Boris Hardi’s presentation focused on the scale and market dynamics of commercial real estate loans. The key message was that real market pressure often becomes visible earlier than official NPL statistics suggest. The combination of rising refinancing costs, declining rents in some sub-markets, lower values, and tighter lending standards is creating a refinancing gap that will put many existing loans under pressure over the coming years. Particular emphasis was placed on the fact that a significant share of commercial real estate financing will need to be refinanced between 2025 and 2027, creating substantial adjustment pressure.

A central focus was the question of how sellers and market participants should approach price discovery. The speaker warned against imprecise and overly broad market approaches and stressed that unstructured sale processes often lead to inferior outcomes. Instead, targeted, well-prepared, and properly documented processes are required, with realistic price expectations developed at an early stage and suitable investors identified in advance. His key recommendation was to manage stressed exposures proactively and at an early stage, rather than waiting until the number of potential buyers has already narrowed significantly.

7. Specialist Presentation by Timur Peters: AI-Supported Due Diligence and Data Processing

The concluding technology segment demonstrated how artificial intelligence is changing the handling and transaction readiness of credit and distressed processes. The presentation introduced an AI-supported due diligence tool capable of analysing documents in multiple languages, structuring content, answering questions directly from the data room, and pointing users to the relevant source material. The aim is to reduce information asymmetries in credit transactions and significantly lower the effort required on both the buy-side and the sell-side.

It was particularly emphasised that, in many transaction processes, a large share of follow-up questions can already be answered from the data available. AI can help make this information accessible more quickly, involve more investors at an early stage, and reduce language barriers. At the same time, it was stressed that such systems do not replace legal or commercial responsibility, but rather serve as accelerators and structuring tools. Overall, technology was presented not as an end in itself, but as a lever for greater market transparency, faster due diligence, and more efficient secondary market processes.

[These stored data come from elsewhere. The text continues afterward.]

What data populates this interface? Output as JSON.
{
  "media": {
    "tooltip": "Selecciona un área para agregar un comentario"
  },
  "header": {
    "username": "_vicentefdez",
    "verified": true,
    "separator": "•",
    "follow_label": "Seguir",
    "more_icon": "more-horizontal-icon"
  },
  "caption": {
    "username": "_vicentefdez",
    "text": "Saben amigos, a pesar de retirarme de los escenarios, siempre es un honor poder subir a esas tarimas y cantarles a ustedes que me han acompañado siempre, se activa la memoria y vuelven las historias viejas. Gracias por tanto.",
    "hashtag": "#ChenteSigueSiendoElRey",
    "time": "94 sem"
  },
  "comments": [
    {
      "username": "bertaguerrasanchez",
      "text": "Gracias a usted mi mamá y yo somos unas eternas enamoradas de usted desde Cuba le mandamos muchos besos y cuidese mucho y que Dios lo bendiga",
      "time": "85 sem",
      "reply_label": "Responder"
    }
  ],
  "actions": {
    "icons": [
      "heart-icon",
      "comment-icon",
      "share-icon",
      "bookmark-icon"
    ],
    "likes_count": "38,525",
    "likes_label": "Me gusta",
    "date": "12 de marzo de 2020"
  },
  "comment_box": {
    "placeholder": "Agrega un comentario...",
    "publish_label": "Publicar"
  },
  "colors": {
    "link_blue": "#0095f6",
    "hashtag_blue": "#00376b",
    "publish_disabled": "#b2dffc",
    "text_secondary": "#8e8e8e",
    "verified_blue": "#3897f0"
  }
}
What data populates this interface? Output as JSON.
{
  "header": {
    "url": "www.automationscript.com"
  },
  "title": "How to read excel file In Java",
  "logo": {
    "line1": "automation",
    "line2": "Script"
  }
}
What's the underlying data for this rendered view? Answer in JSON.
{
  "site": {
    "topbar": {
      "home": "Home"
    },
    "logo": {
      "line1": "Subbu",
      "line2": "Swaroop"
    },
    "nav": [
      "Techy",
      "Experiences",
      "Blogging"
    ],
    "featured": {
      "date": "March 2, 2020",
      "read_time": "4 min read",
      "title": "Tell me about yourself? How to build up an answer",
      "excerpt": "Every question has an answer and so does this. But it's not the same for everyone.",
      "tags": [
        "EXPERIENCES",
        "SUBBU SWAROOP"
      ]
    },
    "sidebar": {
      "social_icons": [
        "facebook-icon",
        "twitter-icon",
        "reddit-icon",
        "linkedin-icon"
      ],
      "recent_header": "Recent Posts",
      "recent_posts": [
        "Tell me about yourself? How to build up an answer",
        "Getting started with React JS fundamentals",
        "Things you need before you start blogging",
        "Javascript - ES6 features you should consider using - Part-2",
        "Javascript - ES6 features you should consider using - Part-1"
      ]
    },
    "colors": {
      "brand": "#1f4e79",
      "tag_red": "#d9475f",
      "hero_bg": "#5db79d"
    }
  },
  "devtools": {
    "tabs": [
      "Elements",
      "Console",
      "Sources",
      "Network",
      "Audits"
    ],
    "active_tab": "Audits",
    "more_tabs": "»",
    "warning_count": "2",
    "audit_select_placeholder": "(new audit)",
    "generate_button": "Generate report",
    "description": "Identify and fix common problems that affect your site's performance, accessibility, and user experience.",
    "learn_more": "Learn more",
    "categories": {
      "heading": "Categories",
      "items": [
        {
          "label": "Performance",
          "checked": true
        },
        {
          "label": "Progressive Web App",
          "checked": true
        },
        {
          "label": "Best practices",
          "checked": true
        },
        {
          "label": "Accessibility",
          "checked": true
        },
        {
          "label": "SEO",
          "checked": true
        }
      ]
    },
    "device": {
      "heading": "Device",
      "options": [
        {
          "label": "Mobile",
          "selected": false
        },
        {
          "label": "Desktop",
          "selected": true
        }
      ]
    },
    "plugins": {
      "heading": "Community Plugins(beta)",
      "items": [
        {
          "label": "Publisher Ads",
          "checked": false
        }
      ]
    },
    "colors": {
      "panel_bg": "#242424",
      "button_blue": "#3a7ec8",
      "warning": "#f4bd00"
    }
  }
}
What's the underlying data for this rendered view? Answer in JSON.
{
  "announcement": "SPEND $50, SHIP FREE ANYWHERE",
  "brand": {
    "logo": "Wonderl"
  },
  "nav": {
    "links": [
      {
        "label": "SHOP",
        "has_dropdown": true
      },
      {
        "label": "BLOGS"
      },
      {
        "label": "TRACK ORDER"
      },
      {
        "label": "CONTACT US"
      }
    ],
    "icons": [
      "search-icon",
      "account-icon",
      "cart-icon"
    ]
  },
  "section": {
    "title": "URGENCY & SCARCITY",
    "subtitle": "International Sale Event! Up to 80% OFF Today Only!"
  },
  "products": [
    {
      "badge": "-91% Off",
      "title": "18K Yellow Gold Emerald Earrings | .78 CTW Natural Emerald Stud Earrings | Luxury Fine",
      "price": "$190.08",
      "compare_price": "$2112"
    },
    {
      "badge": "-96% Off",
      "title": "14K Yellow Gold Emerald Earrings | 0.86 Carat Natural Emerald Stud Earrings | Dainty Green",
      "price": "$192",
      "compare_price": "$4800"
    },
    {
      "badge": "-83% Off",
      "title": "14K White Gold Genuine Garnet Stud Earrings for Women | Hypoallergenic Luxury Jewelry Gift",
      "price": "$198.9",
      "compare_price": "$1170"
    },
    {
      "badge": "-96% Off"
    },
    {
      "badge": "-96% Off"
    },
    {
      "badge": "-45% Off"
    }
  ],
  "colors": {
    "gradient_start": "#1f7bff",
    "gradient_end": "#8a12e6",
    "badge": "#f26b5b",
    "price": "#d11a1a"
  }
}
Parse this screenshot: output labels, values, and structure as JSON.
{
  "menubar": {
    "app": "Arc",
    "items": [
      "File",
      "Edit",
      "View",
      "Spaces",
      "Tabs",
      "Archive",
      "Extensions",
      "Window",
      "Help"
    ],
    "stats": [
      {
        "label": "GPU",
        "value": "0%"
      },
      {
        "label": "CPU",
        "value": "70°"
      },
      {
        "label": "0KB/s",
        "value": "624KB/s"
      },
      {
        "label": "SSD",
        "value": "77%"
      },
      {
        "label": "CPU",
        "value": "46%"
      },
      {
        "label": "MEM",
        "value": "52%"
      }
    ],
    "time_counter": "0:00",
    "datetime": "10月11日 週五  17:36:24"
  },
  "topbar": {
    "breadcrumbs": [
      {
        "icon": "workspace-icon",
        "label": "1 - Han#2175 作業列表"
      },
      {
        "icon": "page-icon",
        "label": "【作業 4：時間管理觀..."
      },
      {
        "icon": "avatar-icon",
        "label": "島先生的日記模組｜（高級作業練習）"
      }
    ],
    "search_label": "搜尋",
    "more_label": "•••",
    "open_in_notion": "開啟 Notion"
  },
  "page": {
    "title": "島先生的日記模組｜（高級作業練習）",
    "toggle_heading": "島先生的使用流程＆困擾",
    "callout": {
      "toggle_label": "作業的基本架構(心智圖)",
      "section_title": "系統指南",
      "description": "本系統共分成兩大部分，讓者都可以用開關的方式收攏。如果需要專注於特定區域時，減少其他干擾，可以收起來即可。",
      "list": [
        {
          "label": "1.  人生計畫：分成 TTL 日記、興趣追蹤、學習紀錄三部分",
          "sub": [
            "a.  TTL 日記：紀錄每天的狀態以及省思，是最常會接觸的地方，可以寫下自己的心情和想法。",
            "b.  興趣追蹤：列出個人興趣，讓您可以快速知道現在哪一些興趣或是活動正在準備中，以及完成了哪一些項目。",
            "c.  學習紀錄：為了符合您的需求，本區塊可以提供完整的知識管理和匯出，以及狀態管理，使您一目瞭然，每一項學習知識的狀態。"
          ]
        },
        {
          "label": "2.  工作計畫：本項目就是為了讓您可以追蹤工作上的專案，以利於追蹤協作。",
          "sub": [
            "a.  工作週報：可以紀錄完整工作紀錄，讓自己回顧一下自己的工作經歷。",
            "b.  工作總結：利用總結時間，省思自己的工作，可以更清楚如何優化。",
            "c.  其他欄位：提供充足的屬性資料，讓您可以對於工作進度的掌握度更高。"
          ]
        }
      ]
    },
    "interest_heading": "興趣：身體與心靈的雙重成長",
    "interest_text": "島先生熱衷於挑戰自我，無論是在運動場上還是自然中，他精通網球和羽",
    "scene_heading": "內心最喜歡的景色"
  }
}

8. Overall Conclusion of the Day

Across all contributions, a consistent picture emerged: the German credit and NPL market is at a turning point. The problems are different from those seen in previous crises, but they are significant in their structural depth. Commercial real estate financing, selected corporate segments, and specialised infrastructure themes such as fibre are particularly affected. At the same time, the market is more professional, more clearly regulated, and operationally far better prepared than in earlier waves. As a result, the coming years are likely to be shaped less by large-scale standard solutions and more by differentiated restructurings, targeted sales, active asset management, and data-driven processes. The event made clear that the most successful market participants will be those who identify risks early, assess them realistically, and make disciplined use of operational levers.